Se voltarmos um pouco no tempo, nas décadas de 80 e 90 a televisão ainda ocupava um lugar no imaginário social de principal ente promotor da espetacularização da realidade, sobretudo por essa dimensão da imagem. Hoje, em um contexto midiático mais ampliado e com diferentes canais e formas de comunicação, temos um misto de espetacularização, desinformação e desregulação sobre o que é permitido ou proibido na comunicação pública, fazendo com quem sempre estejamos buscando abrigo em alguma última trincheira da verdade. Decerto, os meios de comunicação carregam um dilema histórico: serem empresas com seus interesses econômicos e visão de sociedade versus informarem o cidadão (sem que esta sua natureza organizacional e ideológica interfira na mensagem). Este dilema se evidenciou recentemente quando, mesmo em meio à divulgação pelo governo federal de recursos na ordem de bilhões para reconstrução do Rio Grande do Sul, um canal de televisão inventou deliberadamente uma situação em que os caminhões de ajuda estariam sendo barrados, ou mesmo um jornal que noticiou uma recusa de ajuda uruguaia ao Brasil. Nitidamente, não há aqui o interesse público preconizado e esperado na esfera da comunicação pública, mas sim interesses de natureza menos nobre. Aparentemente não temos mais a espetacularização da dor nos mesmos moldes de como se via nas décadas de 80 e 90, que fora substituída em alguns casos por um jornalismo de verdades flexíveis.

Então, quando ouvimos que o governo [Lula] não se comunica bem, sobre qual comunicação estamos falando? A comunicação política? A comunicação publicitária? O que seria uma boa comunicação governamental? Há como se ter boa comunicação governamental ou a crítica que tem sido feita configura-se apenas em um mero exercício de retórica de cunho ideológico e econômico?

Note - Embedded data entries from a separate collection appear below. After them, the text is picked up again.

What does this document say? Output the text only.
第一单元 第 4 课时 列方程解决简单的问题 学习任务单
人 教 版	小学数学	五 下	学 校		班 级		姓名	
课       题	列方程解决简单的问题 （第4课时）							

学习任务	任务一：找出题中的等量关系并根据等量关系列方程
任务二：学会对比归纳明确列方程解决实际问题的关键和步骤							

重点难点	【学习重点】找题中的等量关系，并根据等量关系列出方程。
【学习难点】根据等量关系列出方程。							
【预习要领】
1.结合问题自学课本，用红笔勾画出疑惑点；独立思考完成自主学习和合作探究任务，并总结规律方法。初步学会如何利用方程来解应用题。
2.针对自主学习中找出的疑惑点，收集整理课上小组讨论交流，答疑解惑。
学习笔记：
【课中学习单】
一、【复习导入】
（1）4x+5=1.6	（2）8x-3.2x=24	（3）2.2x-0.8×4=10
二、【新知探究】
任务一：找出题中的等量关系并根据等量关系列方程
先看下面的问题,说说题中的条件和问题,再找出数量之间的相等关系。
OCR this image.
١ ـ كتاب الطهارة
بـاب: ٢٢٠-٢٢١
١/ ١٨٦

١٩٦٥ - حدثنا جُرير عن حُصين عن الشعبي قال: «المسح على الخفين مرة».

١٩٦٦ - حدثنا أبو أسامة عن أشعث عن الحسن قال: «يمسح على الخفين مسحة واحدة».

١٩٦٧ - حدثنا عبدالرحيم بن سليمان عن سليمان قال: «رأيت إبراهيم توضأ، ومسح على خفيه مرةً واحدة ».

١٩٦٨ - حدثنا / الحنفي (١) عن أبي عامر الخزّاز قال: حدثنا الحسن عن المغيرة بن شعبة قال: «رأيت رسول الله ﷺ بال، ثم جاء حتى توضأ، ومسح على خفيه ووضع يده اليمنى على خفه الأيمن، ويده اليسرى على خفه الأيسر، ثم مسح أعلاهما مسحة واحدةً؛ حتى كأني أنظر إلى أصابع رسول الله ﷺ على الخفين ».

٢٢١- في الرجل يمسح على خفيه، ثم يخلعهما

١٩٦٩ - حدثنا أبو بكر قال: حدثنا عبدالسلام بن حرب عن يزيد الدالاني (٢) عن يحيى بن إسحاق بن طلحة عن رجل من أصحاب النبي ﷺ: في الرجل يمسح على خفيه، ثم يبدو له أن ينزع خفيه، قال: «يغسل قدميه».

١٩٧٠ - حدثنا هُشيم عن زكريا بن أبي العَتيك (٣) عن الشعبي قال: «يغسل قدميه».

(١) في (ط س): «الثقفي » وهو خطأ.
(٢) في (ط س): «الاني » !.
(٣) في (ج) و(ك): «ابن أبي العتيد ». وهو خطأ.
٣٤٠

As condições para uma comunicação governamental eficaz têm sido depreciadas frente ao esfacelamento das condições ideais de ambiência da comunicação pública. E, neste sentido, é difícil falarmos em uma comunicação governamental ruim se há um ambiente mais amplo da comunicação pública pautado pela desinformação deliberada e intencional e ataques à própria democracia. O debate sobre comunicação pública desloca-se, neste contexto, para o campo do direito, da regulamentação sobre notícias falsas, do cometimento de crimes de parte de influenciadores e imprensa que replicam informações falsas. É preciso que haja responsabilização e aplicação da lei para estes casos.

Estamos em um momento em que os parâmetros históricos que perfazem a comunicação governamental e a comunicação pública, em verdade, enfrentam um “negacionismo informacional”. Neste capítulo dramático da história do Rio Grande do Sul e do Brasil, parece evidente que, embora os governos busquem divulgar o que pretendem fazer, temos um ambiente da comunicação pública contaminado pela desinformação e que dificulta a comunicação emergencial em meio à crise. Se a tragédia ambiental nos conduzirá a repensar as nossas práticas e como organizamos e gerimos as nossas cidades, talvez devêssemos refletir sobre esta comunicação pública de fato mas compromissada com o interesse coletivo, sendo igualmente uma urgência relacionada a como nos organizamos em sociedade.